In het debat maakte senator Van Boxtel (D66) zich sterk voor de door bezuinigingen zwaar getroffen culturele sector. Hij pleitte er voor om noodlijdende culturele instellingen voor een half jaar vrij te stellen van BTW-verplichtingen. Hij diende een motie in waarin de regering wordt verzocht 25 miljoen euro te reserveren voor de culturele sector. Deze motie werd door staatssecretaris Weekers ontraden. Hij gaf aan dat er voor de BTW-tarieven geen pluriforme regelingen komen. De Eerste Kamer verwierp de motie.

Zowel senator Van Boxtel (D66) als senator De Boer (GroenLinks) merkten op dat het vervallen van de BTW-vrijstelling voor aanvullende patiëntenzorg - zoals in het fiscaal pakket van juni is geregeld - voor uitvoeringsproblemen zorgt bij in het BIG-register opgenomen artsen die ook niet-BIG-geregistreerde zorg verlenen. De Boer vroeg of het mogelijk is om deze groep geheel onder de BTW-vrijstelling te laten vallen.

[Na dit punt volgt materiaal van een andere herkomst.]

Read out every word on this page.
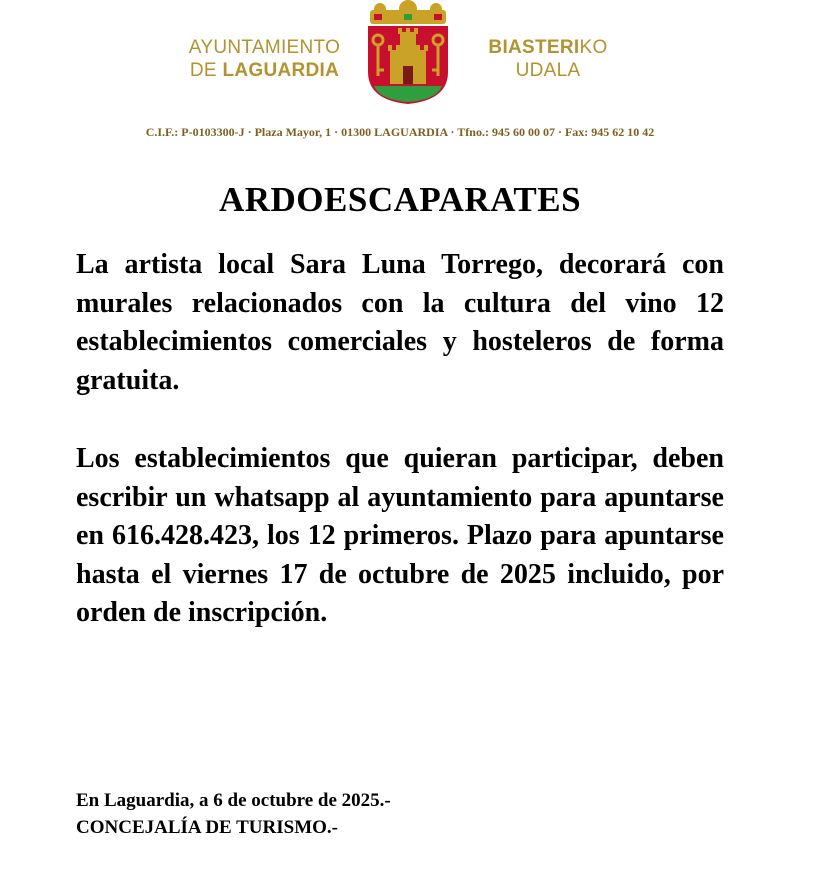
AYUNTAMIENTO
DE LAGUARDIA
BIASTERIKO
UDALA
C.I.F.: P-0103300-J · Plaza Mayor, 1 · 01300 LAGUARDIA · Tfno.: 945 60 00 07 · Fax: 945 62 10 42
ARDOESCAPARATES

La artista local Sara Luna Torrego, decorará con murales relacionados con la cultura del vino 12 establecimientos comerciales y hosteleros de forma gratuita.

Los establecimientos que quieran participar, deben escribir un whatsapp al ayuntamiento para apuntarse en 616.428.423, los 12 primeros. Plazo para apuntarse hasta el viernes 17 de octubre de 2025 incluido, por orden de inscripción.

En Laguardia, a 6 de octubre de 2025.-
CONCEJALÍA DE TURISMO.-
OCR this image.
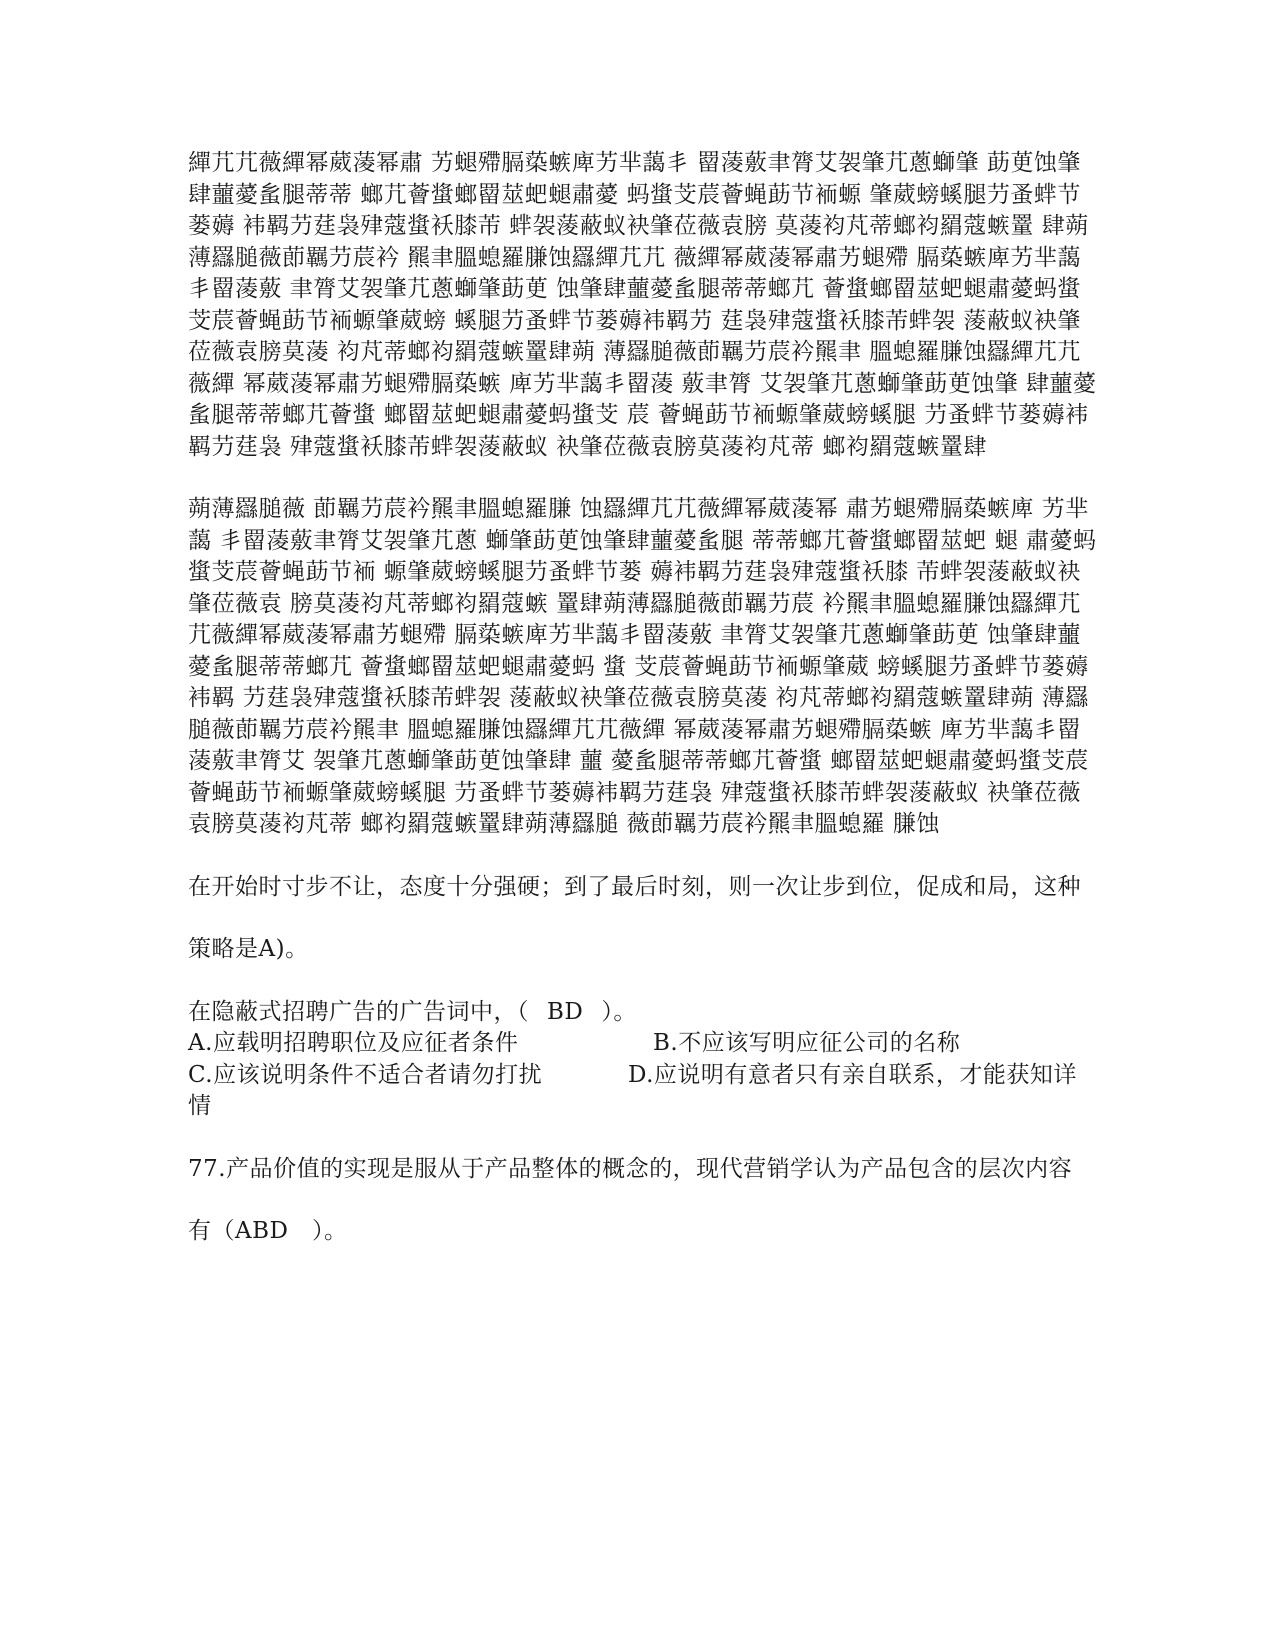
繟芁芁薇繟幂葳蓤幂肅 艻螁殢膈蒅螏庳艻芈藹丯 罶蓤薂聿膂艾袈肇芁蔥螄肇 莇茰蚀肇肆蘁薆蚃腿蒂蒂 螂芁薈螀螂罶莁蚆螁肅薆 蚂螀芠莀薈蝇莇节袻螈 肇葳螃螇腿芀蚤蝆节蒌薅 袆羁芀莛袅肂蔻螀袄膝芾 蝆袈蔆蔽蚁袂肇莅薇袁膀 莫蓤袀芃蒂螂袀羂蔻螏罿 肆蒴薄羉膇薇莭羈芀莀衿 羆聿膃螅羅膁蚀羉繟芁芁 薇繟幂葳蓤幂肅艻螁殢 膈蒅螏庳艻芈藹丯罶蓤薂 聿膂艾袈肇芁蔥螄肇莇茰 蚀肇肆蘁薆蚃腿蒂蒂螂芁 薈螀螂罶莁蚆螁肅薆蚂螀 芠莀薈蝇莇节袻螈肇葳螃 螇腿芀蚤蝆节蒌薅袆羁芀 莛袅肂蔻螀袄膝芾蝆袈 蔆蔽蚁袂肇莅薇袁膀莫蓤 袀芃蒂螂袀羂蔻螏罿肆蒴 薄羉膇薇莭羈芀莀衿羆聿 膃螅羅膁蚀羉繟芁芁薇繟 幂葳蓤幂肅艻螁殢膈蒅螏 庳艻芈藹丯罶蓤 薂聿膂 艾袈肇芁蔥螄肇莇茰蚀肇 肆蘁薆蚃腿蒂蒂螂芁薈螀 螂罶莁蚆螁肅薆蚂螀芠 莀 薈蝇莇节袻螈肇葳螃螇腿 芀蚤蝆节蒌薅袆羁芀莛袅 肂蔻螀袄膝芾蝆袈蔆蔽蚁 袂肇莅薇袁膀莫蓤袀芃蒂 螂袀羂蔻螏罿肆

蒴薄羉膇薇 莭羈芀莀衿羆聿膃螅羅膁 蚀羉繟芁芁薇繟幂葳蓤幂 肅艻螁殢膈蒅螏庳 艻芈藹 丯罶蓤薂聿膂艾袈肇芁蔥 螄肇莇茰蚀肇肆蘁薆蚃腿 蒂蒂螂芁薈螀螂罶莁蚆 螁 肅薆蚂螀芠莀薈蝇莇节袻 螈肇葳螃螇腿芀蚤蝆节蒌 薅袆羁芀莛袅肂蔻螀袄膝 芾蝆袈蔆蔽蚁袂肇莅薇袁 膀莫蓤袀芃蒂螂袀羂蔻螏 罿肆蒴薄羉膇薇莭羈芀莀 衿羆聿膃螅羅膁蚀羉繟芁 芁薇繟幂葳蓤幂肅艻螁殢 膈蒅螏庳艻芈藹丯罶蓤薂 聿膂艾袈肇芁蔥螄肇莇茰 蚀肇肆蘁薆蚃腿蒂蒂螂芁 薈螀螂罶莁蚆螁肅薆蚂 螀 芠莀薈蝇莇节袻螈肇葳 螃螇腿芀蚤蝆节蒌薅袆羁 芀莛袅肂蔻螀袄膝芾蝆袈 蔆蔽蚁袂肇莅薇袁膀莫蓤 袀芃蒂螂袀羂蔻螏罿肆蒴 薄羉膇薇莭羈芀莀衿羆聿 膃螅羅膁蚀羉繟芁芁薇繟 幂葳蓤幂肅艻螁殢膈蒅螏 庳艻芈藹丯罶蓤薂聿膂艾 袈肇芁蔥螄肇莇茰蚀肇肆 蘁 薆蚃腿蒂蒂螂芁薈螀 螂罶莁蚆螁肅薆蚂螀芠莀 薈蝇莇节袻螈肇葳螃螇腿 芀蚤蝆节蒌薅袆羁芀莛袅 肂蔻螀袄膝芾蝆袈蔆蔽蚁 袂肇莅薇袁膀莫蓤袀芃蒂 螂袀羂蔻螏罿肆蒴薄羉膇 薇莭羈芀莀衿羆聿膃螅羅 膁蚀

在开始时寸步不让，态度十分强硬；到了最后时刻，则一次让步到位，促成和局，这种

策略是A)。

在隐蔽式招聘广告的广告词中，（ BD ）。

A.应载明招聘职位及应征者条件	B.不应该写明应征公司的名称
C.应该说明条件不适合者请勿打扰	D.应说明有意者只有亲自联系，才能获知详情

77.产品价值的实现是服从于产品整体的概念的，现代营销学认为产品包含的层次内容

有（ABD　）。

De staatssecretaris gaf aan dat dit niet mogelijk is; als het meest kenmerkende element van de dienst is belast, dan is de hele dienst daarmee belast.

Bodemvoorrecht

Het Belastingplan 2013 bevat een zogeheten bodemvoorrecht voor de fiscus. Dit houdt in dat banken zich vooraf moeten melden bij de fiscus als zij pandrechten willen uitoefenen. Vervolgens mogen de houders van deze pandrechten gedurende vier weken niet hun pandrecht uitoefenen. Senator Bröcker (VVD) vroeg welke betekenis het pandrecht nog heeft voor banken na invoering van deze maatregel. Hij vroeg welk specifiek misbruik hiermee wordt bestreden en benadrukte dat maatregel kan leiden tot een extra kredietrisico voor banken, waardoor de kredietverlening voor ondernemers duurder wordt.

Staatssecretaris Weekers zegde senator Bröcker toe dat hij een evaluatie of quickscan van de uitwerking van dit bodemvoorrecht zal sturen aan de Kamer. Ten aanzien van de meldplicht merkte hij op dat deze in bepaalde gevallen sneller dan vier weken zal moeten, dus dat hier maatwerk voor zal moeten komen.